Chapter Thirty-eight
“Sheriff? You’ve got a call.”
“I’ll take it in my office,” Rex told the deputy.
“Shellenberger,” he barked into the phone, feeling out of sorts. He needed to talk to Patrick, but he hadn’t been able to find his brother either last night or this morning. Nor had he located Sarah’s brother, Marty Francis, now that Marty was out of jail. At least Patrick hadn’t spent the night at Abby’s house, Rex had learned when he had called her to ask if his brother was there. In fact, she hadn’t sounded all that pleased with his brother, so at least that was good news.
“Good morning, Sheriff,” a young male voice said on the other end of the phone connection. “This is Bernie Simmons. I’m a reporter with
The Wichita Herald.
”
“All right,” Rex said cautiously. It was rare for a journalist to call.
“I guess you had quite a storm up there?”
“That we did. Nobody hurt, though. Some property damage.”
“Well, that’s good. I mean…”
“I know what you mean.”
“I’m calling about something else.”
“And that would be?”
“That unidentified murdered girl they call the Virgin.”
Indigestion rose in Rex’s esophagus again. “You read the tabloids?”
The reporter laughed. “When the story’s about miracles in Kansas, we do.”

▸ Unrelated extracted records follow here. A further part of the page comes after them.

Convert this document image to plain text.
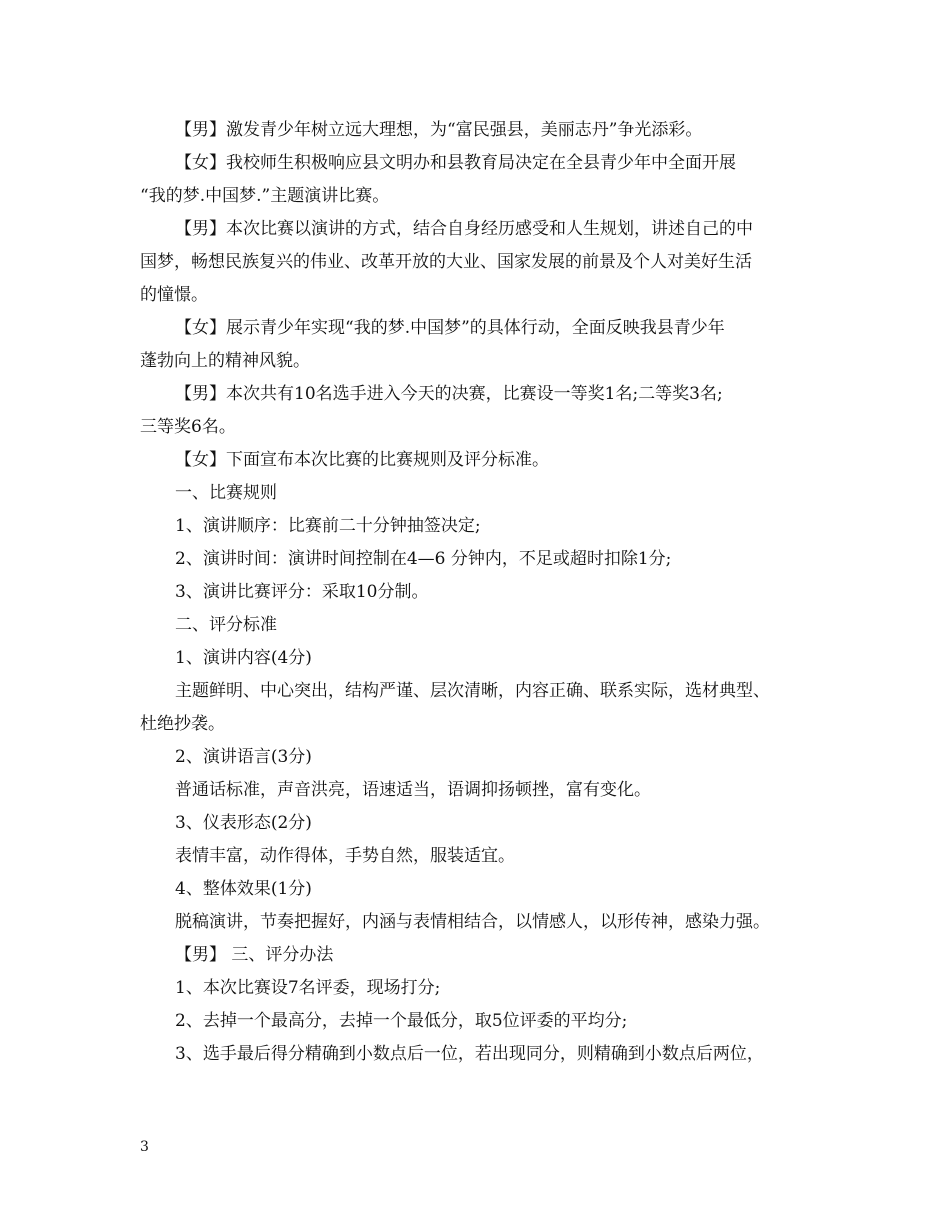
【男】激发青少年树立远大理想，为“富民强县，美丽志丹”争光添彩。
【女】我校师生积极响应县文明办和县教育局决定在全县青少年中全面开展
“我的梦.中国梦.”主题演讲比赛。
【男】本次比赛以演讲的方式，结合自身经历感受和人生规划，讲述自己的中
国梦，畅想民族复兴的伟业、改革开放的大业、国家发展的前景及个人对美好生活
的憧憬。
【女】展示青少年实现“我的梦.中国梦”的具体行动，全面反映我县青少年
蓬勃向上的精神风貌。
【男】本次共有10名选手进入今天的决赛，比赛设一等奖1名;二等奖3名;
三等奖6名。
【女】下面宣布本次比赛的比赛规则及评分标准。
一、比赛规则
1、演讲顺序：比赛前二十分钟抽签决定;
2、演讲时间：演讲时间控制在4—6 分钟内，不足或超时扣除1分;
3、演讲比赛评分：采取10分制。
二、评分标准
1、演讲内容(4分)
主题鲜明、中心突出，结构严谨、层次清晰，内容正确、联系实际，选材典型、
杜绝抄袭。
2、演讲语言(3分)
普通话标准，声音洪亮，语速适当，语调抑扬顿挫，富有变化。
3、仪表形态(2分)
表情丰富，动作得体，手势自然，服装适宜。
4、整体效果(1分)
脱稿演讲，节奏把握好，内涵与表情相结合，以情感人，以形传神，感染力强。
【男】 三、评分办法
1、本次比赛设7名评委，现场打分;
2、去掉一个最高分，去掉一个最低分，取5位评委的平均分;
3、选手最后得分精确到小数点后一位，若出现同分，则精确到小数点后两位，
3
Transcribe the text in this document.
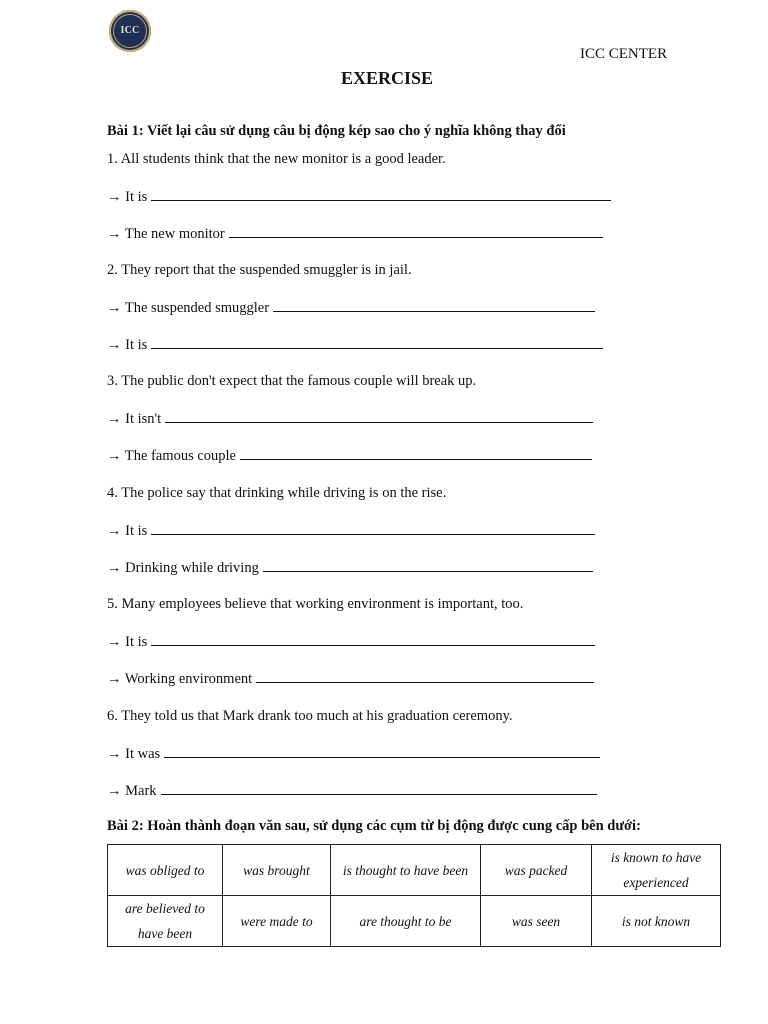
ICC
ICC CENTER
EXERCISE
Bài 1: Viết lại câu sử dụng câu bị động kép sao cho ý nghĩa không thay đổi
1. All students think that the new monitor is a good leader.
→ It is
→ The new monitor
2. They report that the suspended smuggler is in jail.
→ The suspended smuggler
→ It is
3. The public don't expect that the famous couple will break up.
→ It isn't
→ The famous couple
4. The police say that drinking while driving is on the rise.
→ It is
→ Drinking while driving
5. Many employees believe that working environment is important, too.
→ It is
→ Working environment
6. They told us that Mark drank too much at his graduation ceremony.
→ It was
→ Mark
Bài 2: Hoàn thành đoạn văn sau, sử dụng các cụm từ bị động được cung cấp bên dưới:
was obliged to	was brought	is thought to have been	was packed	is known to have experienced
are believed to have been	were made to	are thought to be	was seen	is not known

“Not much I can tell you. I wasn’t the sheriff then.”
“Who was?”
Rex silently cursed himself for having begged the obvious question. “That would have been my father.”
“No kidding. That’s interesting, a father-son sheriff’s department. Maybe I’ll do a story on how that happened—”
“It happened,” Rex said dryly, “because he won elections and so do I.”
“I wasn’t suggesting nepotism, Sheriff.”
“No? Most people do, until they hear it’s an elected position.”
“Let’s get back to the girl in the grave.”
Rex realized, too late, that he would have preferred to discuss nepotism. “What can I tell you?”